Advertisement

Panel OKs Overhaul of Bilingual Ed

Share
TIMES STAFF WRITER

A bill that would wipe out the state’s 20-year-old approach to educating the nearly 1.3 million California students who do not speak English fluently was endorsed Wednesday by the Republican-dominated Assembly Education Committee.

Authored by Brooks Firestone (R-Los Olivos), the bill would scrap state regulations favoring instruction in a child’s home language and replace them with a potentially wide-open system in which school districts could try a variety of instructional methods.

“The bottom line is that what we are doing is desperately not working,” said Firestone, citing statistics showing that fewer than six out of every 100 students who come to school speaking a language other than English move into mainstream classes each year.

Advertisement

To ensure that school districts do not use their new freedom simply to abandon those students, however, the bill would create a means of measuring whether they are learning English in a timely fashion and keeping pace academically with their peers. Eventually, the state Department of Education could intervene in districts where students are not succeeding.

“We tried to make this bill positive, sensitive and productive and we are trying to accomplish a solution to a very real problem without throwing out that which is good,” said Firestone.

The bill, AB 2310, passed the committee on a 9-2 vote with two abstentions but got only one Democratic vote--from Kerry Mazzoni of Novato. It is expected to pass the Republican-controlled Assembly soon, but may face rough going in the Senate, where Democrats are in the majority.

Assemblywoman Sheila J. Kuehl (D-Santa Monica) said she liked parts of the bill but feared that it would allow “schools to adopt the most expedient way of teaching . . . which is immersion” and would not pay sufficient attention to making sure students not fluent in English make academic progress. She abstained.

After the hearing, Firestone said he was disappointed that the bill did not win more support from Democrats and warned that he has been told that anti-bilingual education extremists are waiting in the wings if the programs are not reformed.
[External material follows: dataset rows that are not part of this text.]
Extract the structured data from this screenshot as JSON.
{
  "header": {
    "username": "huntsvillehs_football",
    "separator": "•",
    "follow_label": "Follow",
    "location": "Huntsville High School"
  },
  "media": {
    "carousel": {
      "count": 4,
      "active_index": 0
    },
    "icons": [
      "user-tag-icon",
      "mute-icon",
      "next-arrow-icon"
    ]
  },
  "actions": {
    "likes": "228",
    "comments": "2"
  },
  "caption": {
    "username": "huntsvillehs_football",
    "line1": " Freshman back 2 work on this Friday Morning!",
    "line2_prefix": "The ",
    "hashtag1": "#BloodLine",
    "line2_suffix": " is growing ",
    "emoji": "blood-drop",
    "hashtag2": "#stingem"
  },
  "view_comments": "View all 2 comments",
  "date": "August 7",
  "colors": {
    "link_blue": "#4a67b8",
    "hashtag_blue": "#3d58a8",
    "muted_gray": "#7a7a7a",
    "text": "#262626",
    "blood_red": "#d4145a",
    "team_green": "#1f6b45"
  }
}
To enhance the measure’s chances, Firestone amended it at the request of the California Teachers Assn. to retain the present system of teacher credentialing and training and to emphasize that, in addition to learning English, students must also make progress in subjects such as math and history. As a result, the teachers union, the state’s largest, has taken a neutral position.

Advertisement

Representatives of several bilingual education groups that, in the past, have managed to water down or kill legislation on the subject also are working with Firestone to shape the bill to their liking.

“It’s one of the vehicles for reforming bilingual education,” said Jack Maladanof, a lobbyist for the California Assn. for Bilingual Education. “We don’t have a problem with flexibility. It’s with making sure that kids get what they need.”

Opponents testifying Wednesday included representatives of the California Federation of Teachers and the Mexican American Legal Defense and Educational Fund.

Jose Alejos R. Borrego, a lobbyist for the group, said the bill was vague and eliminated the state’s current bilingual education regulations without proposing anything to replace them. “We feel it is a good thing that we have some base from which to work and we feel that native language instruction is that base,” he said.

Research on bilingual education has come to mixed conclusions on which methods work best. Generally, students taught in their home language for at least several years do better academically in the long run and eventually have a better chance of becoming fluent in two languages.

But that approach has caused nagging practical problems, stemming partly from the state’s failure to train enough bilingual teachers to serve the rapidly growing number of students who come to school speaking any of dozens of non-English languages. Critics also say the programs take too long and do not deliver the bilingualism they promise, causing many students to lag behind and drop out.

Advertisement

Firestone’s bill incorporates many of the recommendations made by the Little Hoover Commission, the state’s bipartisan watchdog agency, in a critical 1993 report.

Testifying in favor of Firestone’s bill, Jeannine L. English, the commission’s executive director, said the state’s heavy reliance on instruction in students’ home language was “inappropriate, because neither federal or state law mandates one approach; unwarranted, because research has shown that a variety of methods can work . . . and not feasible because we do not have bilingual teachers to serve children’s needs and we have . . . over 110 different languages” spoken in classrooms.